Are you being recorded while driving? Investigators say yes

LOS ANGELES

By simply passing vehicles on a highway, a city street or in a parking lot, car-mounted cameras can record up to 3500 license plates a minute. A computer then saves and tags the plate picture with the date, time and location it was taken.

"Most people don't know that this is happening," said Mike Katz-Lacabe.

Until Katz-Lacabe requested pictures from his local police department, he had no idea officers had stored 100 plate photos of his family's cars around town over a two-year period. He was surprised to see himself in one photo, and another shot captured his children in his driveway.

"I was shocked. It's very powerful information," he said.

Private companies, car repossession agents, and according to one report, more than 37 percent of large law enforcement agencies across the country are all scanning plates.

Some police departments keep their own plate databases. But some law enforcement agencies and repo firms send it to private companies, like MVTRAC, a leading plate recognition system seller that maintains a massive national license plate photo database.

"It's perfectly legal. It's not infringing on anyone's rights," said Scott Jackson of MVTRAC.

It is perfectly legal to shoot and store video shot in public. But Katz-Lacabe and national privacy advocates want this plate storing practice to yield, and want to know how long photos are being kept, how they are being used and who has access to them.

"There's no law that would impact how the different municipalities and states would implement this, and therefore the potential for misuse or unintended use is extraordinarily high," said Mary Ellen Callahan, former chief privacy officer.

An International Association of Police Chiefs survey shows some agencies keep the plate information indefinitely, while others delete data after a few months. The association says it's critical to crime fighting and police keep the info secure.

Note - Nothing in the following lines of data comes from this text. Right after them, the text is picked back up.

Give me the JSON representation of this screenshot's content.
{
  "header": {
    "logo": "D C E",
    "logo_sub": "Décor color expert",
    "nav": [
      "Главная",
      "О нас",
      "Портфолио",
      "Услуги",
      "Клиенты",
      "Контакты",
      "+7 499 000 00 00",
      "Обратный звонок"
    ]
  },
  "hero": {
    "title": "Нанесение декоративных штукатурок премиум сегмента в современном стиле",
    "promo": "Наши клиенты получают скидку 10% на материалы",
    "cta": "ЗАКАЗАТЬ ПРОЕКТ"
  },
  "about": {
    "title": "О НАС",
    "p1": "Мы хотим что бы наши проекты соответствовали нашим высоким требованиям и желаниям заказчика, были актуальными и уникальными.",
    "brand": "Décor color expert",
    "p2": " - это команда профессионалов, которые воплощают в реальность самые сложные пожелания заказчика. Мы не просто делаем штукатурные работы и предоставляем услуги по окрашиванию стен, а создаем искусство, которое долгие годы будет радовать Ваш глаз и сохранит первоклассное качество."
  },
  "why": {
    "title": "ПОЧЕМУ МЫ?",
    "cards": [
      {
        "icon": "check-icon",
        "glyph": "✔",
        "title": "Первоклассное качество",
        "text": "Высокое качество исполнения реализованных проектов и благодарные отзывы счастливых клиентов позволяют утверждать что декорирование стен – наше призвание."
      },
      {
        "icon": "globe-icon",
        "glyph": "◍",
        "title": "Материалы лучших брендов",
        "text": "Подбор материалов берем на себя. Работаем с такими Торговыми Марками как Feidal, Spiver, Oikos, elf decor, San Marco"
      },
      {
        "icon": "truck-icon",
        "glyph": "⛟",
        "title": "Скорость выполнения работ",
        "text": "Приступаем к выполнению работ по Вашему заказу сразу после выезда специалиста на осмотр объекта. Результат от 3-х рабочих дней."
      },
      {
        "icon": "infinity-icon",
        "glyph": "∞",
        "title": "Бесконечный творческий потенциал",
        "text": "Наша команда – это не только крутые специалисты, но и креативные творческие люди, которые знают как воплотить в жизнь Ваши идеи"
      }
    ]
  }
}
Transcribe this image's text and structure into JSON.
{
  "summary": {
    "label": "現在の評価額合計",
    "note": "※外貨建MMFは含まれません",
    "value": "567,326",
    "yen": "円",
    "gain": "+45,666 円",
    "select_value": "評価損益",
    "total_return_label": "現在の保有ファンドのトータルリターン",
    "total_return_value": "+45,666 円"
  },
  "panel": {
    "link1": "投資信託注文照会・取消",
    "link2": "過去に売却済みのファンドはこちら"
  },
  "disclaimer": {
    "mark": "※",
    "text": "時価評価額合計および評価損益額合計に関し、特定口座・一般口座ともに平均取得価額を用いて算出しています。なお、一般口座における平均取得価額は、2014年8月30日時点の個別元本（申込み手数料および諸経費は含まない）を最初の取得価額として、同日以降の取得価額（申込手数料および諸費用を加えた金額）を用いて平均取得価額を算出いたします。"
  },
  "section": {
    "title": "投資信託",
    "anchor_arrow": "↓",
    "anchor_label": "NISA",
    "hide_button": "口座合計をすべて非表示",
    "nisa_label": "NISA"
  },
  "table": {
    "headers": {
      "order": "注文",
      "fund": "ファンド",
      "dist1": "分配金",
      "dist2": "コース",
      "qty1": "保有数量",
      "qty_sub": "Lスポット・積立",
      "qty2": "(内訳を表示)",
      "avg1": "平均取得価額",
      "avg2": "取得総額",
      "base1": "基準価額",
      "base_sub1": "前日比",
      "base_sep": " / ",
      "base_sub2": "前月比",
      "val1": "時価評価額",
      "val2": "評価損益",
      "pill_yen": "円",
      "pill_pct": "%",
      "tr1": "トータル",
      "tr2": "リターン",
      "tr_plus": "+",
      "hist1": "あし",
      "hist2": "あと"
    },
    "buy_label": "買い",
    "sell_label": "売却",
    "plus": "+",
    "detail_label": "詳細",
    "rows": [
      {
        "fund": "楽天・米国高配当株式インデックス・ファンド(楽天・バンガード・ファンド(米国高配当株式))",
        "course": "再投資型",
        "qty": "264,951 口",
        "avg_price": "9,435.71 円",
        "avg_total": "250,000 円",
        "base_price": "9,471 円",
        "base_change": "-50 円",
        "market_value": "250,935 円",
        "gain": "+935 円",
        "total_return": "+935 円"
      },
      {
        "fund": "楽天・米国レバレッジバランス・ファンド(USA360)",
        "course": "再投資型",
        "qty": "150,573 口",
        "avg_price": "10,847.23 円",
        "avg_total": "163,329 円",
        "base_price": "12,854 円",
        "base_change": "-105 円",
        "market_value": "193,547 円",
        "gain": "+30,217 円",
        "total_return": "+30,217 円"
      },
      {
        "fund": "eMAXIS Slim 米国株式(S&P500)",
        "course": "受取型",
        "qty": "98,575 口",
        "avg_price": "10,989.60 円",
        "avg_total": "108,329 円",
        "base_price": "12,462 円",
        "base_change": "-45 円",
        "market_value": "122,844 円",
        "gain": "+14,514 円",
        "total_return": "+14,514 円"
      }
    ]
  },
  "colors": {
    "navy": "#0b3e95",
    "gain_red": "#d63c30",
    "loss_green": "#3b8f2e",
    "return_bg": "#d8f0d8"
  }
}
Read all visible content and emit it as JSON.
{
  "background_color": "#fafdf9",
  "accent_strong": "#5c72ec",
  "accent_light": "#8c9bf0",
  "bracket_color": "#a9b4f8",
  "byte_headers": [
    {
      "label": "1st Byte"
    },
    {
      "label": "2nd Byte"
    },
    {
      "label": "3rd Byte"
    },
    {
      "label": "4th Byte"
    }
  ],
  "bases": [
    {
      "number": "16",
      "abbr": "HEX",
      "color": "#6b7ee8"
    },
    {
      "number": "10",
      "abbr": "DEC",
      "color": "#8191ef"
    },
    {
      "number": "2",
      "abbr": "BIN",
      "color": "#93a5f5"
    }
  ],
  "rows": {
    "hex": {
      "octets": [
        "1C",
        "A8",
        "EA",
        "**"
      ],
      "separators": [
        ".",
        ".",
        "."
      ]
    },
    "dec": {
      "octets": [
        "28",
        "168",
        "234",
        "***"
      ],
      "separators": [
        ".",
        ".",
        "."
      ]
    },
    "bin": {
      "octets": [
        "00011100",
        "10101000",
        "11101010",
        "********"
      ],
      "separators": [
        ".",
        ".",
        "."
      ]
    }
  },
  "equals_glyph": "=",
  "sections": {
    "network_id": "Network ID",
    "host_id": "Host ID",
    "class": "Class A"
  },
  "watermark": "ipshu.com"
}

"We don't know of a single instance where automated license plate recognition data has been misused or abused," said David Roberts with the International Association of Police Chiefs.

But Katz-Lacabe says even though he's no criminal, he's still not comfortable with his daily activities being caught on camera and stored.

"That sort of thing frightens me," he said.

More than two dozen law enforcement agencies in Los Angeles County alone are using license plate recognition technology. That includes the Los Angeles Police Department and the Los Angeles County Sheriff's Department. It is not known if they supply the information they gather to companies like MVTRAC.